Created specifically for the vessel, the AN/ALQ-254(V)1 Viper Shield will deliver a virtual electronic shield that bolsters the aircraft’s defenses using a multiple digital radio frequency, memory-based jamming system, L3Harris announced from Melbourne, Florida on Monday.

“Viper Shield is the highest-performance, lowest-risk EW option for F-16 Vipers in an increasingly dangerous world. As the only EW system for these aircraft to successfully achieve this CDR milestone, we are one step closer to helping our global customers detect and defeat modern advanced threats,” said Ed Zoiss, president of space and airborne systems at L3Harris.

During testing conducted at the Lockheed Martin Systems Integration Lab last year, Viper Shield demonstrated interoperability with the novel APG-83 Active Electronically Scanned Array Radar.

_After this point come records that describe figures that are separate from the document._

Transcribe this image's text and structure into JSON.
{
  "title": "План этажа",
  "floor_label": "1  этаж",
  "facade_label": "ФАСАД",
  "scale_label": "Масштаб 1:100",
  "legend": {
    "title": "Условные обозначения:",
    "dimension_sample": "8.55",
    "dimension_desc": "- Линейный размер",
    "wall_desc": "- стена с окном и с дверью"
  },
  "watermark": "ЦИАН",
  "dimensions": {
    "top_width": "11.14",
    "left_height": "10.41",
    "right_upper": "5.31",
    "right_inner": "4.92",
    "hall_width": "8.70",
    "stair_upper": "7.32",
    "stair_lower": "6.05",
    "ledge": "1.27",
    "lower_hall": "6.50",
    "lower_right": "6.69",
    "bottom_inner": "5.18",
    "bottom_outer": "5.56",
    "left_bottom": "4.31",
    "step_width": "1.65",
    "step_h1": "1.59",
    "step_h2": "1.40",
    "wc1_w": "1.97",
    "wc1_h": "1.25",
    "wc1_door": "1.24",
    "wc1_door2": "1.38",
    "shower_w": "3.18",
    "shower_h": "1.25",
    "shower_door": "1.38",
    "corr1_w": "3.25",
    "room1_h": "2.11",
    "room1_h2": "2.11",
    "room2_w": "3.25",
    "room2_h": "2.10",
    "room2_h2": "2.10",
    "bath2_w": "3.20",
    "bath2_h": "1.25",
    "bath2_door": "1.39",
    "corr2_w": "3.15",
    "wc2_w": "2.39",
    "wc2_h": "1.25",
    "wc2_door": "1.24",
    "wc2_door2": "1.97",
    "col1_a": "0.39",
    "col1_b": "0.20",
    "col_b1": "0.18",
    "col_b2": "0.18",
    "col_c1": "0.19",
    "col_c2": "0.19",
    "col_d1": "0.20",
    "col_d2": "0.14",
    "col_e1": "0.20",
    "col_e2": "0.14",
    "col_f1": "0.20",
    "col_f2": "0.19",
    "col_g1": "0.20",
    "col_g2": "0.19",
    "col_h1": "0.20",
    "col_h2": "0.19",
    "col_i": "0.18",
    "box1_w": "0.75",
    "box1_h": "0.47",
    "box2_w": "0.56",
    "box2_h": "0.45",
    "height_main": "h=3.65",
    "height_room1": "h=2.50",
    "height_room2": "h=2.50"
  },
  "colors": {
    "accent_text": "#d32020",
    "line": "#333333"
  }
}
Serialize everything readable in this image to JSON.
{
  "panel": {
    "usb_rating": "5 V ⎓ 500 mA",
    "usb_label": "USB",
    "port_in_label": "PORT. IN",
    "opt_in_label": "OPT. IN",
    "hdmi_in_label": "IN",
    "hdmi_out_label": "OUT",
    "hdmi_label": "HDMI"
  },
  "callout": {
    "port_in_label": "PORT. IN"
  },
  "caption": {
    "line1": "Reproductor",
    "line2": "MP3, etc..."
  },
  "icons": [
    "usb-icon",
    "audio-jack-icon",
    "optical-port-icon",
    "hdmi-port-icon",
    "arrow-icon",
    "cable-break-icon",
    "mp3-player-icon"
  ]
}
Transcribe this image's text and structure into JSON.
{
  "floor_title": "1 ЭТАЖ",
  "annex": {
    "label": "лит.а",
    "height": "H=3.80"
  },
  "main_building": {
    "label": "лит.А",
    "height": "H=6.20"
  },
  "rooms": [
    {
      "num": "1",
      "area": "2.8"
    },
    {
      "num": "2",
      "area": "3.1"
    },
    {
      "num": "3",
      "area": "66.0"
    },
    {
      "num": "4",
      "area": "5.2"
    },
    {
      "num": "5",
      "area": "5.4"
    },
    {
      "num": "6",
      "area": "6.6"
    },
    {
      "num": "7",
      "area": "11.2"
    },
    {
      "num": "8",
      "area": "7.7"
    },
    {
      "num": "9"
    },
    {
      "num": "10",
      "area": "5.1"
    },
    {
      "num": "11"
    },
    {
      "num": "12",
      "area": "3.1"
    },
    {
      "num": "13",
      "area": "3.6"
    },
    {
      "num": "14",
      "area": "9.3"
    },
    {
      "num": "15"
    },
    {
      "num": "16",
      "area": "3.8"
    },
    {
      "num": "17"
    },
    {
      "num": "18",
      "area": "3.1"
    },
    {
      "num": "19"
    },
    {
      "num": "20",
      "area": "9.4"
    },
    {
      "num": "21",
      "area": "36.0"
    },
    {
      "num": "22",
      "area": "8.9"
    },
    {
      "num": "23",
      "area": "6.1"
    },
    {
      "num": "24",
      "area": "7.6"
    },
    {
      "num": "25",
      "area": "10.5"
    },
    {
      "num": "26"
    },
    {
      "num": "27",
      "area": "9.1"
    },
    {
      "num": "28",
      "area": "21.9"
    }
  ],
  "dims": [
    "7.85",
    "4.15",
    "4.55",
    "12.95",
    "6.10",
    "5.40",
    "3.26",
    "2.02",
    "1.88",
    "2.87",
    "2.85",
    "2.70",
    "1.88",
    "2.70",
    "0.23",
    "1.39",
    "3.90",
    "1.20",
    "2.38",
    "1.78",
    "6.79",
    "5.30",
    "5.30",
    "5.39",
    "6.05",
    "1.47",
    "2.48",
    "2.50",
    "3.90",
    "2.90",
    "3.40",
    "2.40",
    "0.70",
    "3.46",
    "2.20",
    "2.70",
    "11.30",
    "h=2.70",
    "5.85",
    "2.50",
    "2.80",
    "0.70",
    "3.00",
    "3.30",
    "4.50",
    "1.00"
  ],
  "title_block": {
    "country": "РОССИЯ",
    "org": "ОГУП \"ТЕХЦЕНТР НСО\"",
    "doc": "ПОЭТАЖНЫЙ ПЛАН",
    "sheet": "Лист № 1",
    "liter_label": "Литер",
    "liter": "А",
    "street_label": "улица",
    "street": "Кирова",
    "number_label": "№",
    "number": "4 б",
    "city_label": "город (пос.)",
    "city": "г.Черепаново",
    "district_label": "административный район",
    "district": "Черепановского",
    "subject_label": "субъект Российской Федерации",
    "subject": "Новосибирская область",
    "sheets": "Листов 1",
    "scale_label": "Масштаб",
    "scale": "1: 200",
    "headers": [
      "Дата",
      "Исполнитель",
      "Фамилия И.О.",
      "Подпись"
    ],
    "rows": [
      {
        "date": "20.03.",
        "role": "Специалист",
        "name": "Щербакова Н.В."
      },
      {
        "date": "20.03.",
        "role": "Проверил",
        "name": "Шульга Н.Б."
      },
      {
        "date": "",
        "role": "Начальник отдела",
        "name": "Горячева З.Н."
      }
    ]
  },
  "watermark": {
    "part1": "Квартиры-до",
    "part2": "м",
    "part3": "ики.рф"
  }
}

This technology includes an open-systems architecture utilizing commercial-off-the-shelf technology, which makes the system easier to modify and reduces lifecycle costs.

Using internal research and development investments and international commitments, L3Harris eliminated the need for U.S. government funding to build the Viper Shield EW system for the aircraft.

Once new hardware and software is installed into the system, Viper Shield will return to Lockheed Martin Systems Integration Lab to assess the complete compatibility of the next set of planned capabilities with the F-16 Block 70/72 FMS aircraft. The company expects to complete the next stage of the development process in the second quarter of 2023.

L3Harris’ other work in the electronic warfare realm includes an ongoing $947 million Air Force contract, under which the company is currently improving the AN/ALQ-172 EW self-protection system used in the service branch’s B-52 aircraft. Similar to Viper Shield, the AN/ALQ-172 system is intended to counter multiple electronic spectrum threats that may impact aircraft operations.